The first month of same-day ACH appears to have come in like a lion and gone out like a lamb.
Despite grumbling about fees and fraud concerns leading up to the Sept. 23 addition of two new same-day settlement windows for credits on the ACH network, the change has largely gone as expected, according to NACHA – The Electronic Payments Association. The ACH network is the backbone of the electronic payments system, and in the second quarter of 2016 it handled 5.05 billion transactions worth $10.9 trillion – a year-over-year increase of 5.6%, according to NACHA.
“It was a smooth implementation. The industry did a lot of work getting ready; there was a ton of education and communication available,” NACHA Senior Managing Director Michael Herd told CU Times. “The processor community also got really involved in working with their customers. From our perspective, the implementation, the go-live date, went extremely well.”
“We didn’t have any kind of panic calls or S.O.S. calls or anything along those lines,” he added.
California Credit Union League President/CEO Diana Dykstra, whose organization serves about 5% of the country’s credit unions, also said the transition has been smooth so far.
“All partners and leagues have been very proactive in giving credit unions the information that they need to comply with the new rule, and looks as if our early and often outreach has paid off,” she said.

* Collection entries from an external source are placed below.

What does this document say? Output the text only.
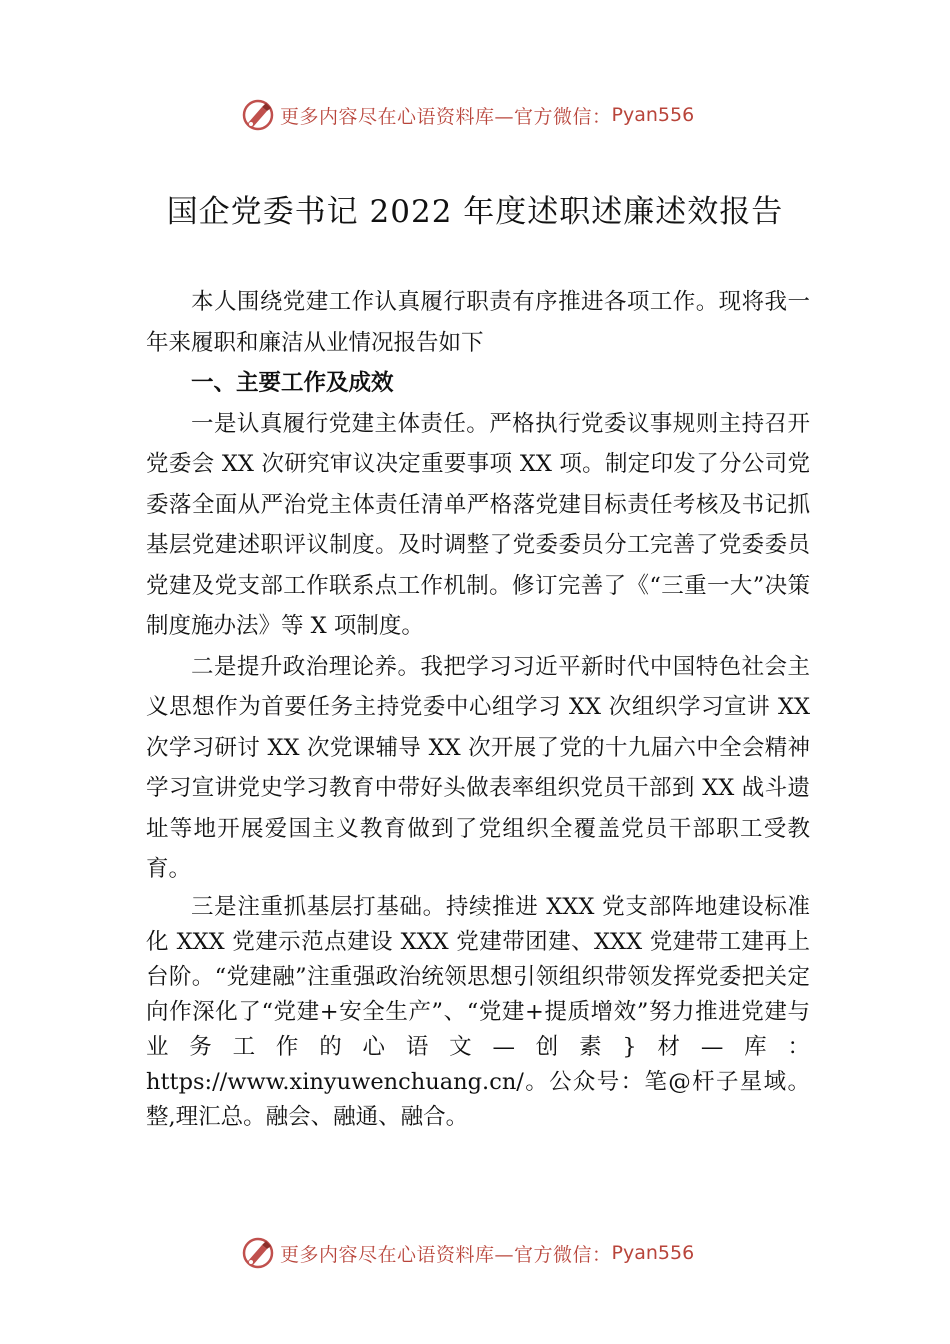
更多内容尽在心语资料库—官方微信： Pyan556
国企党委书记 2022 年度述职述廉述效报告

本人围绕党建工作认真履行职责有序推进各项工作。现将我一年来履职和廉洁从业情况报告如下

一、主要工作及成效

一是认真履行党建主体责任。严格执行党委议事规则主持召开党委会 XX 次研究审议决定重要事项 XX 项。制定印发了分公司党委落全面从严治党主体责任清单严格落党建目标责任考核及书记抓基层党建述职评议制度。及时调整了党委委员分工完善了党委委员党建及党支部工作联系点工作机制。修订完善了《“三重一大”决策制度施办法》等 X 项制度。

二是提升政治理论养。我把学习习近平新时代中国特色社会主义思想作为首要任务主持党委中心组学习 XX 次组织学习宣讲 XX 次学习研讨 XX 次党课辅导 XX 次开展了党的十九届六中全会精神学习宣讲党史学习教育中带好头做表率组织党员干部到 XX 战斗遗址等地开展爱国主义教育做到了党组织全覆盖党员干部职工受教育。

三是注重抓基层打基础。持续推进 XXX 党支部阵地建设标准化 XXX 党建示范点建设 XXX 党建带团建、XXX 党建带工建再上台阶。“党建融”注重强政治统领思想引领组织带领发挥党委把关定向作深化了“党建+安全生产”、“党建+提质增效”努力推进党建与业务工作的心语文—创素}材—库：https://www.xinyuwenchuang.cn/。公众号：笔@杆子星域。整,理汇总。融会、融通、融合。

更多内容尽在心语资料库—官方微信： Pyan556
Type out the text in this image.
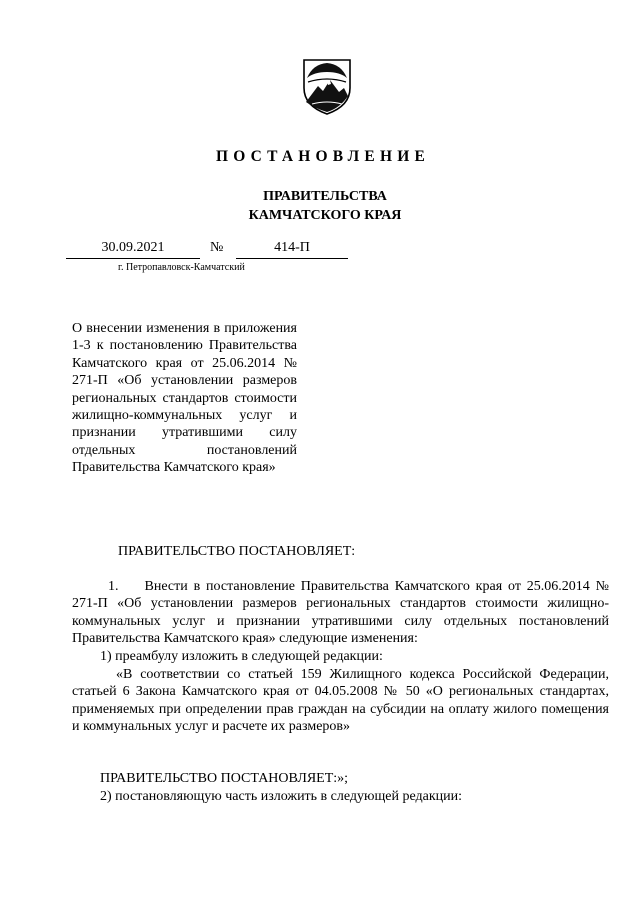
ПОСТАНОВЛЕНИЕ
ПРАВИТЕЛЬСТВА
КАМЧАТСКОГО КРАЯ
30.09.2021	№	414-П
г. Петропавловск-Камчатский
О внесении изменения в приложения 1-3 к постановлению Правительства Камчатского края от 25.06.2014 № 271-П «Об установлении размеров региональных стандартов стоимости жилищно-коммунальных услуг и признании утратившими силу отдельных постановлений Правительства Камчатского края»
ПРАВИТЕЛЬСТВО ПОСТАНОВЛЯЕТ:
1. Внести в постановление Правительства Камчатского края от 25.06.2014 № 271-П «Об установлении размеров региональных стандартов стоимости жилищно-коммунальных услуг и признании утратившими силу отдельных постановлений Правительства Камчатского края» следующие изменения:
1) преамбулу изложить в следующей редакции:
«В соответствии со статьей 159 Жилищного кодекса Российской Федерации, статьей 6 Закона Камчатского края от 04.05.2008 № 50 «О региональных стандартах, применяемых при определении прав граждан на субсидии на оплату жилого помещения и коммунальных услуг и расчете их размеров»
ПРАВИТЕЛЬСТВО ПОСТАНОВЛЯЕТ:»;
2) постановляющую часть изложить в следующей редакции:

There are still concerns, however.
Among other things, the change requires all receiving depository financial institutions to accept same-day transactions and requires originating depository financial institutions to pay a $0.052 fee per transaction. That fee has drawn considerable criticism from some in the industry who said RDFIs will likely never recover from the costs of implementing same-day ACH.

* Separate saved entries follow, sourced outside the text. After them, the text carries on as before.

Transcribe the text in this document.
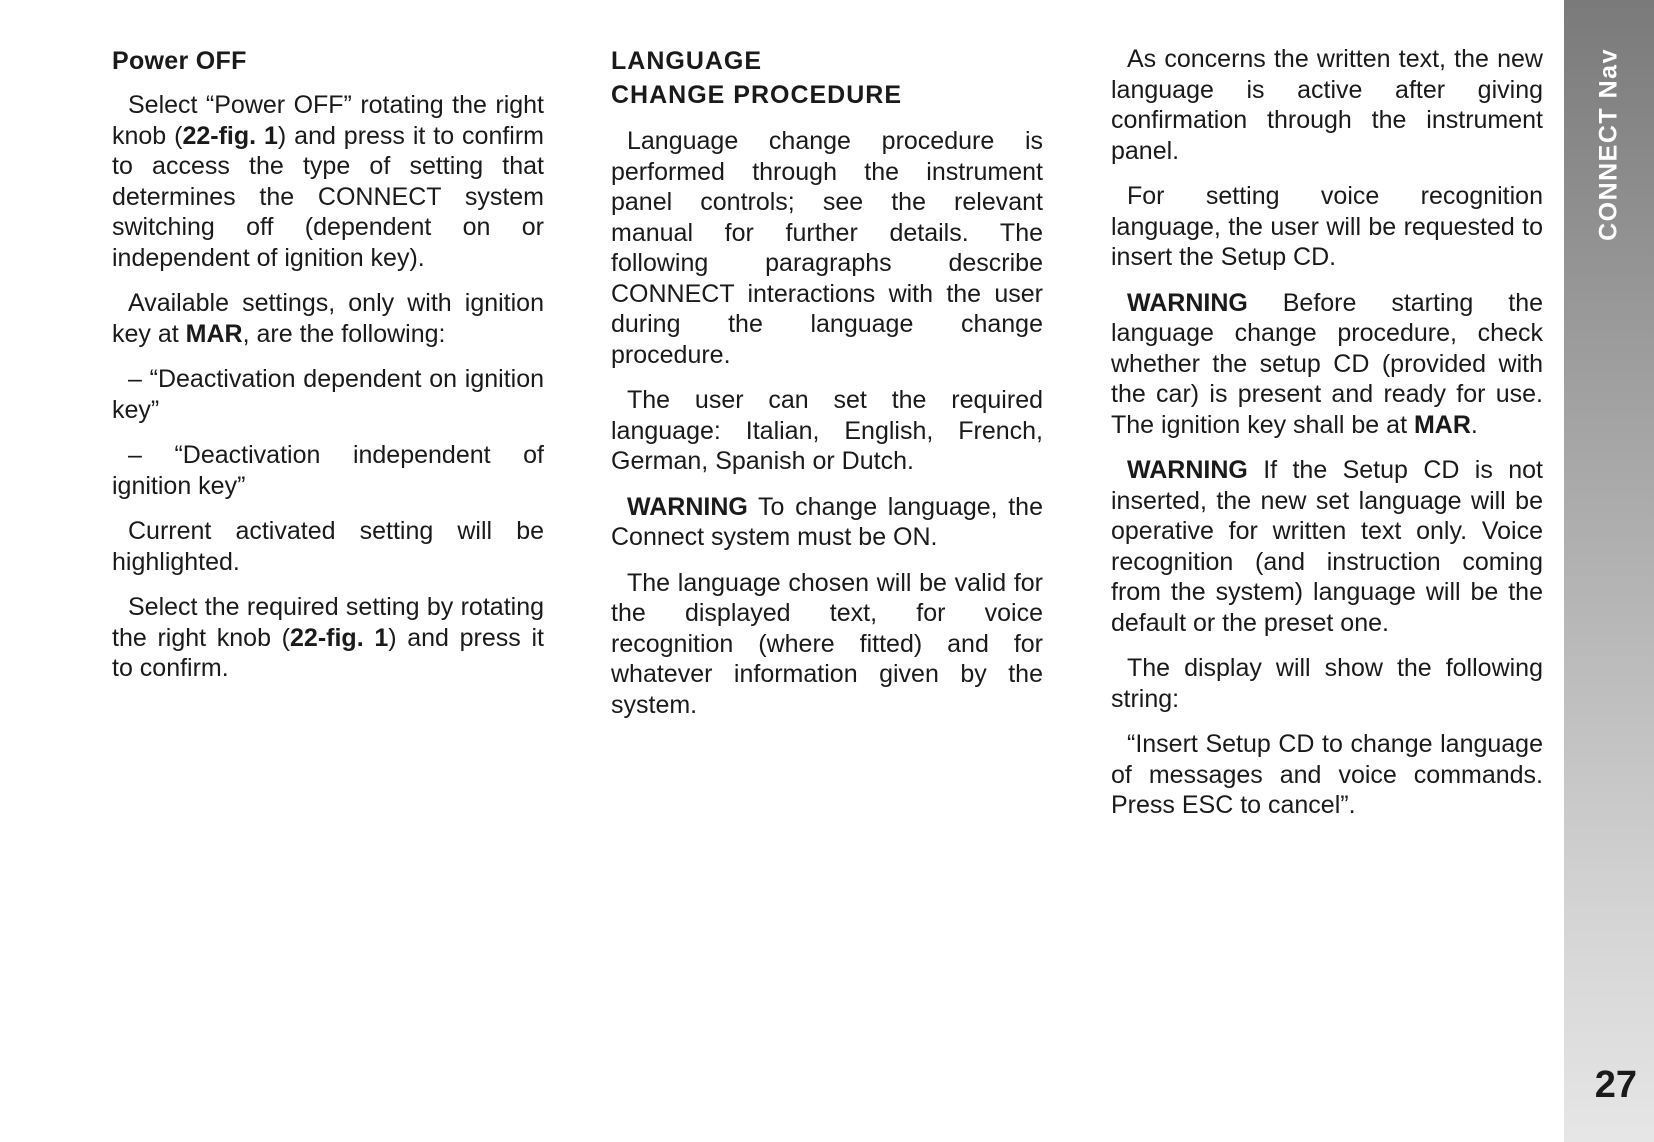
Power OFF

Select “Power OFF” rotating the right knob (22-fig. 1) and press it to confirm to access the type of setting that determines the CONNECT system switching off (dependent on or independent of ignition key).

Available settings, only with ignition key at MAR, are the following:

– “Deactivation dependent on ignition key”

– “Deactivation independent of ignition key”

Current activated setting will be highlighted.

Select the required setting by rotating the right knob (22-fig. 1) and press it to confirm.

LANGUAGE
CHANGE PROCEDURE

Language change procedure is performed through the instrument panel controls; see the relevant manual for further details. The following paragraphs describe CONNECT interactions with the user during the language change procedure.

The user can set the required language: Italian, English, French, German, Spanish or Dutch.

WARNING To change language, the Connect system must be ON.

The language chosen will be valid for the displayed text, for voice recognition (where fitted) and for whatever information given by the system.

As concerns the written text, the new language is active after giving confirmation through the instrument panel.

For setting voice recognition language, the user will be requested to insert the Setup CD.

WARNING Before starting the language change procedure, check whether the setup CD (provided with the car) is present and ready for use. The ignition key shall be at MAR.

WARNING If the Setup CD is not inserted, the new set language will be operative for written text only. Voice recognition (and instruction coming from the system) language will be the default or the preset one.

The display will show the following string:

“Insert Setup CD to change language of messages and voice commands. Press ESC to cancel”.

CONNECT Nav
27
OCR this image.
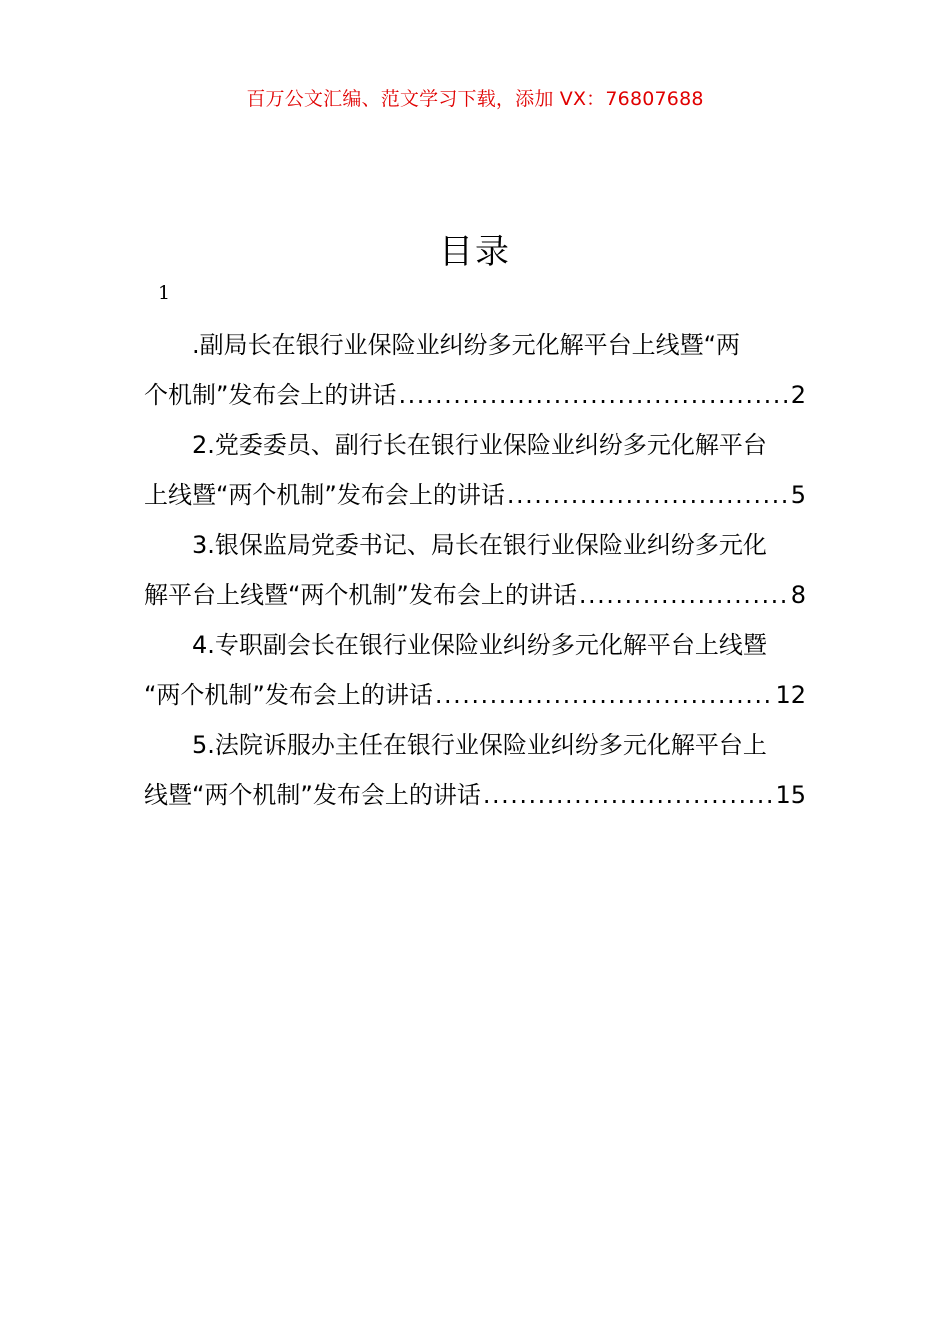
百万公文汇编、范文学习下载，添加 VX：76807688
目录
1
.副局长在银行业保险业纠纷多元化解平台上线暨“两
个机制”发布会上的讲话 .....	2
2.党委委员、副行长在银行业保险业纠纷多元化解平台
上线暨“两个机制”发布会上的讲话 .....	5
3.银保监局党委书记、局长在银行业保险业纠纷多元化
解平台上线暨“两个机制”发布会上的讲话 .....	8
4.专职副会长在银行业保险业纠纷多元化解平台上线暨
“两个机制”发布会上的讲话 .....	12
5.法院诉服办主任在银行业保险业纠纷多元化解平台上
线暨“两个机制”发布会上的讲话 .....	15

“Only time will tell what the impact of the fees will be – volume will definitely drive up costs, and today we just are not certain how the volume will change and its impact on credit unions,” Dykstra said.
Deborah Peace, CEO of fraud technology firm ACH Alert, said some financial institutions are still adjusting to the operational changes as well.

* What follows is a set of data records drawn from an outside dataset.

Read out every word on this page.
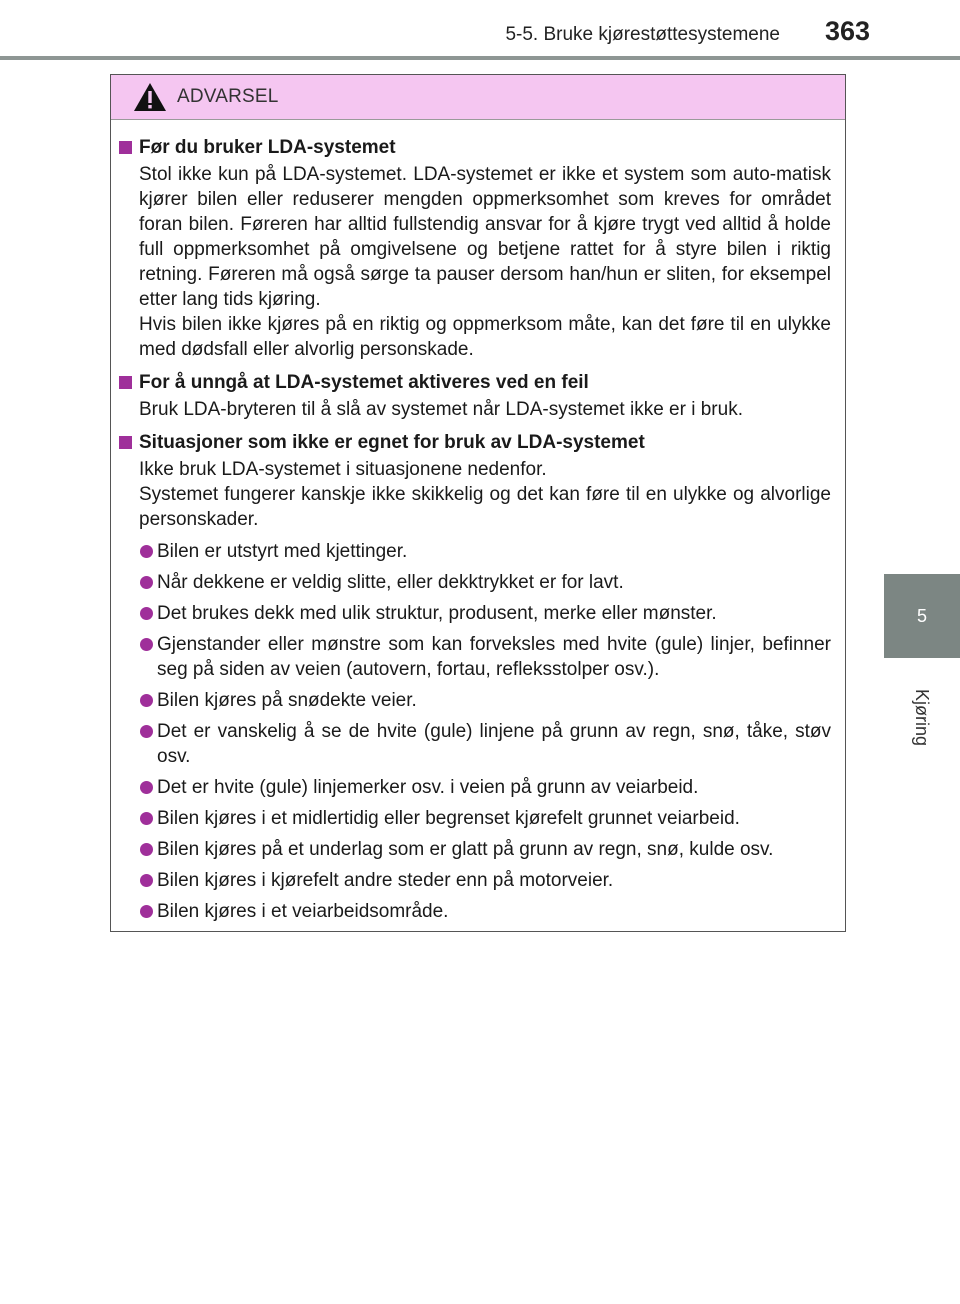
5-5. Bruke kjørestøttesystemene 363
5
Kjøring
ADVARSEL
Før du bruker LDA-systemet
Stol ikke kun på LDA-systemet. LDA-systemet er ikke et system som auto-matisk kjører bilen eller reduserer mengden oppmerksomhet som kreves for området foran bilen. Føreren har alltid fullstendig ansvar for å kjøre trygt ved alltid å holde full oppmerksomhet på omgivelsene og betjene rattet for å styre bilen i riktig retning. Føreren må også sørge ta pauser dersom han/hun er sliten, for eksempel etter lang tids kjøring.
Hvis bilen ikke kjøres på en riktig og oppmerksom måte, kan det føre til en ulykke med dødsfall eller alvorlig personskade.
For å unngå at LDA-systemet aktiveres ved en feil
Bruk LDA-bryteren til å slå av systemet når LDA-systemet ikke er i bruk.
Situasjoner som ikke er egnet for bruk av LDA-systemet
Ikke bruk LDA-systemet i situasjonene nedenfor.
Systemet fungerer kanskje ikke skikkelig og det kan føre til en ulykke og alvorlige personskader.
Bilen er utstyrt med kjettinger.
Når dekkene er veldig slitte, eller dekktrykket er for lavt.
Det brukes dekk med ulik struktur, produsent, merke eller mønster.
Gjenstander eller mønstre som kan forveksles med hvite (gule) linjer, befinner seg på siden av veien (autovern, fortau, refleksstolper osv.).
Bilen kjøres på snødekte veier.
Det er vanskelig å se de hvite (gule) linjene på grunn av regn, snø, tåke, støv osv.
Det er hvite (gule) linjemerker osv. i veien på grunn av veiarbeid.
Bilen kjøres i et midlertidig eller begrenset kjørefelt grunnet veiarbeid.
Bilen kjøres på et underlag som er glatt på grunn av regn, snø, kulde osv.
Bilen kjøres i kjørefelt andre steder enn på motorveier.
Bilen kjøres i et veiarbeidsområde.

“A lot of institutions have had a daily cut-off time for batching up all the transactions and sending those out. Getting their heads around doing the multiple batches at different times of the day, coordinating that with vendors – it’s all doable, it just requires resources,” she explained. “I think that they’ve done a very good job of planning, they know what the issues are, it’s just executing. I think that’s just going to take a little time.”
Fraud also continues to be a concern. Peace, for example, said the biggest risk with same-day ACH credits is that financial institutions must analyze transactions quickly to make sure they’re valid before they go out the door. In a letter last month, the NCUA also warned credit unions they may need to reorganize their efforts.
“Credit unions should be aware that moving funds from account to account more quickly will require more timely and efficient cash forecasting in order to meet liquidity needs. Effective implementation of same-day ACH will require credit unions to manage intraday liquidity more closely. Same-day ACH processing also has the potential to increase fraud risk due to the accelerated timeframe for transactions, giving ODFIs less time to perform back-end risk management functions,” the letter said.
Nonetheless, Herd said he expects a jump in same-day ACH traffic through the first half of 2017, much of which could be increases in the number of payroll files, government benefit payments, employment-related reimbursements and other transactions. In addition, last month’s shift is not the last for same-day ACH. Phase two adds ACH debits starting Sept. 15, 2017; phase three, which begins March 16, 2018, will require financial institutions to make funds from same-day ACH credits available to customers and members by 5 p.m. local time.
NACHA expects to release its first set of volume metrics for same-day ACH around the middle of November.